On a recent day in July, travelers along one of the busier roads in Ethiopia — the highway between the capital of Addis Ababa and Debark in the northern highlands — fell prey to the newest scourge in a country beset by years of civil war: kidnapping.
According to a report in The Economist, armed gangs in the region are kidnapping bus drivers and their passengers, then demanding as much as the equivalent of $17,500 in ransom. “We’re too poor to pay,” one relative said, as some family members were warned they might never see their loved ones again.
The kidnappings, on the rise in several regions of an African nation where fighting between rebel militias and government troops occurs frequently, are just one of many problems that Ethiopia’s embattled prime minister, Abiy Ahmed, hoped to sweep under the rug as he sought to convince international bankers and developers that his cash-depleted country is a good investment. His regime is waging civil war against popular militias in Amhara and Oromia, facing a potential famine in the parched northern region, struggling to pay its civil servants and plagued by youth unemployment.
The deteriorating situation in Africa’s second-most populous nation makes it all the more shocking that leaders of the International Monetary Fund (IMF) just approved a four-year, $3.4 billion relief package for the Abiy government, which is expected to leverage billions of dollars in additional aid.
For months, those working for real democratic reforms in Ethiopia have been pleading with the world bankers to hold off on any bailout until the regime agrees to respect human rights and end its attacks on civilians, journalists, historic sites and food supplies in the most strife-torn regions.
Instead, the IMF extended a lifeline to the Abiy government after it agreed to a major monetary reform — floating its currency, the birr — which caused the birr to immediately lose 30 percent of its value against the U.S. dollar. Critics say the economic shock of Ethiopia’s weakened currency is likely to fall the hardest in the short run on poor and working-class families by triggering a spike in inflation.
Few of the government’s critics in the global Ethiopian diaspora take much stock in the regime’s empty promises that the money will go to pay raises for cash-strapped civil servants or for development projects that will help everyday citizens. Instead, the IMF bailout package — on top of a recent $1.5 billion infrastructure package from its sister outfit, the World Bank — has been justly criticized by humanitarian groups because it’s likely to mean more money for the military and fresh attacks in Amhara and Oromia regions.

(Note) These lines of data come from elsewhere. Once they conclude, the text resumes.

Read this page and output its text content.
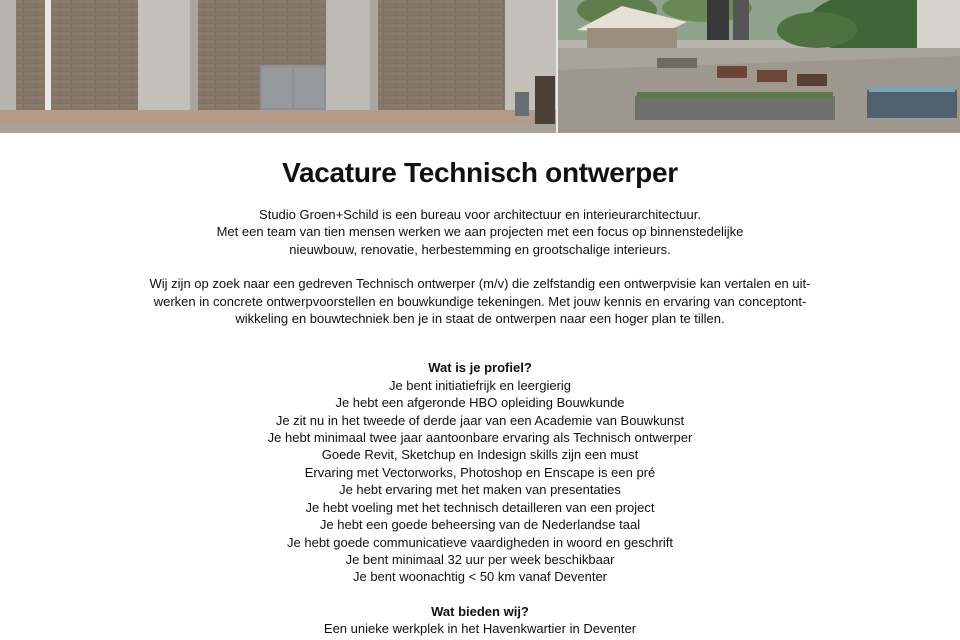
Vacature Technisch ontwerper

Studio Groen+Schild is een bureau voor architectuur en interieurarchitectuur.

Met een team van tien mensen werken we aan projecten met een focus op binnenstedelijke

nieuwbouw, renovatie, herbestemming en grootschalige interieurs.

Wij zijn op zoek naar een gedreven Technisch ontwerper (m/v) die zelfstandig een ontwerpvisie kan vertalen en uit-

werken in concrete ontwerpvoorstellen en bouwkundige tekeningen. Met jouw kennis en ervaring van conceptont-

wikkeling en bouwtechniek ben je in staat de ontwerpen naar een hoger plan te tillen.

Wat is je profiel?
Je bent initiatiefrijk en leergierig
Je hebt een afgeronde HBO opleiding Bouwkunde
Je zit nu in het tweede of derde jaar van een Academie van Bouwkunst
Je hebt minimaal twee jaar aantoonbare ervaring als Technisch ontwerper
Goede Revit, Sketchup en Indesign skills zijn een must
Ervaring met Vectorworks, Photoshop en Enscape is een pré
Je hebt ervaring met het maken van presentaties
Je hebt voeling met het technisch detailleren van een project
Je hebt een goede beheersing van de Nederlandse taal
Je hebt goede communicatieve vaardigheden in woord en geschrift
Je bent minimaal 32 uur per week beschikbaar
Je bent woonachtig < 50 km vanaf Deventer
Wat bieden wij?
Een unieke werkplek in het Havenkwartier in Deventer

The U.S. government — which in recent years has provided more economic aid to Ethiopia than any other nation in the world — is both a major source of funding for the IMF and the World Bank and those organizations’ chief influencer. American taxpayers should be outraged that their dollars are now propping up the shaky rule of an African strongman who will use these funds to continue drone strikes against his own citizens, and boost a military linked to brutal door-to-door massacres in villages in the Amhara Region and elsewhere.
The incoherence of America and the West in dealing with Ethiopia’s overlapping crises could be heard in a recent plea from the top U.S. official in Addis Ababa. “Recent and frequent kidnappings in Oromia and Amhara regions show how prolonged conflict emboldens criminals and weakens rule of law,” stated the U.S. ambassador to Ethiopia, Ervin Massinga. “Abduction of civilians and students for financial gain must stop.”
And yet now that Abiy’s pleas for a Western rescue package have been answered, the Biden administration has willfully surrendered its best leverage for pushing the Ethiopian government to finally end years of often senseless ethnic strife and civil war, halt massive corruption — such as the $10 billion palace now being erected for the prime minister — and restore basic civil liberties, such as a free press.
A tragic irony is that while IMF aid — including an immediate influx of roughly $1 billion — will replenish the nearly depleted state coffers in Addis Ababa, the recent experience of international bailouts and their aftermath in other African nations has often meant economic hardships for everyday people already struggling under a corrupt regime.
In Kenya, for example, the government’s proposed tax hikes to deal with stringent economic conditions for IMF aid provoked violent street protests this spring, with demonstrators carrying signs like: “IMF, World Bank, Stop the Modern-Day Slavery.”
Nigeria and other key African nations have also struggled mightily under the austerity demands of the IMF, which have necessitated tax increases, cuts in critical social services or other measures creating misery for the millions who struggle to make ends meet.
In just the week since Ethiopia agreed to these conditions from the IMF, shopkeepers and their customers are already complaining of higher prices. The reality is that new financial pain is likely to lead to more regional unrest and civil war, which will be met with a wave of repression from an Abiy government with a new lease on life.
Indeed, the condition-free bailout of this corrupt regime in the critical Horn of Africa should trigger a broader discussion about continued American support for the IMF and the World Bank when we see, again and again, that intervention by these global bankers in the Global South has benefitted elites at the expense of the poor.
American voters should ask this fall’s candidates for Congress and the White House why our hard-earned dollars, instead of ending violent instability, are being spent on backwards-looking agendas that foster it. A so-called rescue package that exacerbates Ethiopia’s civil war and extreme poverty is no rescue at all.
Mesfin Tegenu is executive chairman of the American Ethiopian Public Affairs Committee.